Conforme a pesquisa mostra, o contexto familiar no qual a criança se encontra é o principal responsável por seu equilíbrio emocional. Entretanto, Caetano explica que, para isso, é necessário que a cultura do castigo e da punição, ainda muito utilizada por muitos pais, seja substituída por uma forma diferente de educar.
“Tem vários estudos que mostram que se você apanha quando pequeno, depois quando você é adolescente e alguém te empurra e quer brigar, você entende que está tudo bem resolver a briga na porrada”, conta a coordenadora do estudo. “Quando na verdade o que a gente tem que fazer é tirar da parte física e partir para a comunicação de uma maneira não violenta.”
A psiquiatra acredita que a educação emocional, portanto, não deve ser trabalhada apenas com as crianças, mas também com os adultos, visto que muitos receberam uma criação distinta e não tiveram acesso a essas informações.
Algumas dicas que os pais podem implementar na educação em casa, são:
Passar momentos de qualidade com os filhos, brincando, lendo ou realizando alguma atividade física;
Implementar a disciplina positiva e a educação não violenta;
Praticar a escuta empática, buscando entender o que a criança está sentindo e ajudando-a distinguir e nomear os seus sentimentos;
Auxiliar e orientar a criança sobre as melhores maneiras para solucionar os seus problemas.
Os impactos do isolamento social e o que esperar daqui pra frente
Segundo Caetano, grande parte das crianças que apresentaram atraso na motricidade, ou seja, dificuldade em segurar o lápis, pular corda, andar em linha reta e se localizar, eram aquelas que ficavam mais tempo na tela e que também dormiam menos.
A diminuição na prática de atividades físicas e na interação com outras crianças, podem agravar ainda mais a situação, diz a psiquiatra. “Isso vira um ciclo: eu fico mais tempo na tela, eu interajo menos, eu converso menos, eu resolvo menos os meus problemas, eu treino menos as minhas habilidades, então é mais fácil eu ter problemas comportamentais e emocionais”, adiciona.

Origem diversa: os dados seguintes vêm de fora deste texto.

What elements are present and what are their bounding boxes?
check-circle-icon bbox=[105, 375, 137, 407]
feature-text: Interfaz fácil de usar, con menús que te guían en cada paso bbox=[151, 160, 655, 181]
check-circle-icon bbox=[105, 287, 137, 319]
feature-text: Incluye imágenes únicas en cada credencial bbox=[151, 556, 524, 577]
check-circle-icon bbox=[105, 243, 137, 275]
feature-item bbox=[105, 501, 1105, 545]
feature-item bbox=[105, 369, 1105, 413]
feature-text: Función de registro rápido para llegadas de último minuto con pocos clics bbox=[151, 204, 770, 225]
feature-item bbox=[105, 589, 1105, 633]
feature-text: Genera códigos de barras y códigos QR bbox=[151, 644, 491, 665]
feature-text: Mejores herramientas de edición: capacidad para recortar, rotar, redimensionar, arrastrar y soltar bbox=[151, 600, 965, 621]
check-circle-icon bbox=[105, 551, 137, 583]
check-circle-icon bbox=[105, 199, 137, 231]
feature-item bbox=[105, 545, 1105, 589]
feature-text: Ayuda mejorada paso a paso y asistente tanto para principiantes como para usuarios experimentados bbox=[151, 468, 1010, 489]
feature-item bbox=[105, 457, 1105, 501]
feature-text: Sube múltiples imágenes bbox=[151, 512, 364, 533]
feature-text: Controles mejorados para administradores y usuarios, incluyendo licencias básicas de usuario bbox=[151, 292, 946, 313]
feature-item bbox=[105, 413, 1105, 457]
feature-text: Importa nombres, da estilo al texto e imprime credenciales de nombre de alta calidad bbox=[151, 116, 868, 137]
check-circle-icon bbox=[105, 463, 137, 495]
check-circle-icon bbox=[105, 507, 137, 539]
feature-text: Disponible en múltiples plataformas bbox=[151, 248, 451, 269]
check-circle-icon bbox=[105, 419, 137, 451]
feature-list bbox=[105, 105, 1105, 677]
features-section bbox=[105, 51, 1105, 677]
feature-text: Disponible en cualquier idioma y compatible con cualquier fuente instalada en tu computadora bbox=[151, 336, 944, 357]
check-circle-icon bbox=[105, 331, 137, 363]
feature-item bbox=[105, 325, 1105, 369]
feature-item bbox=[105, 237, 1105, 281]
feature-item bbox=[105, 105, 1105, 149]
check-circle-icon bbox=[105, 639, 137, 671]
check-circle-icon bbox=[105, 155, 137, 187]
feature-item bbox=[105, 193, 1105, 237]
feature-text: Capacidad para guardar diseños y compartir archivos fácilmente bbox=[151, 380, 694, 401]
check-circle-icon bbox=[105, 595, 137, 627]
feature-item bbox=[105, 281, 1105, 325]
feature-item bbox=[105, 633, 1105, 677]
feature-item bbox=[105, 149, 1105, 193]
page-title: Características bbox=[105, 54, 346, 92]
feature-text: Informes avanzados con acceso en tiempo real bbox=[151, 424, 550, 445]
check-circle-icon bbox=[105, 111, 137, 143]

Apesar da seriedade do problema, a psiquiatra afirma que é possível reverter o atraso psicomotor e socioemocional adquiridos durante a pandemia, mas é preciso que haja um esforço conjunto entre todos os envolvidos no processo de educação da criança.
“Ficou evidente que o papel da escola não é só pedagógico no sentido de ensinar matemática ou português e ciências”, explica. “A escola tem um papel fundamental no desenvolvimento de habilidades de comunicação, socialização, desde pequenininho. Esse desenvolvimento é feito com a assistência da professora, da mãe, do pai e da comunidade.”
Para a especialista, desenvolver a inteligência emocional das crianças gera impactos positivos não só para a vida dela, mas para a sociedade como um todo, pois, “quanto melhor as habilidades de comunicação e de socialização da pessoa, menor a chance de uso de drogas e de acabar no serviço carcerário.”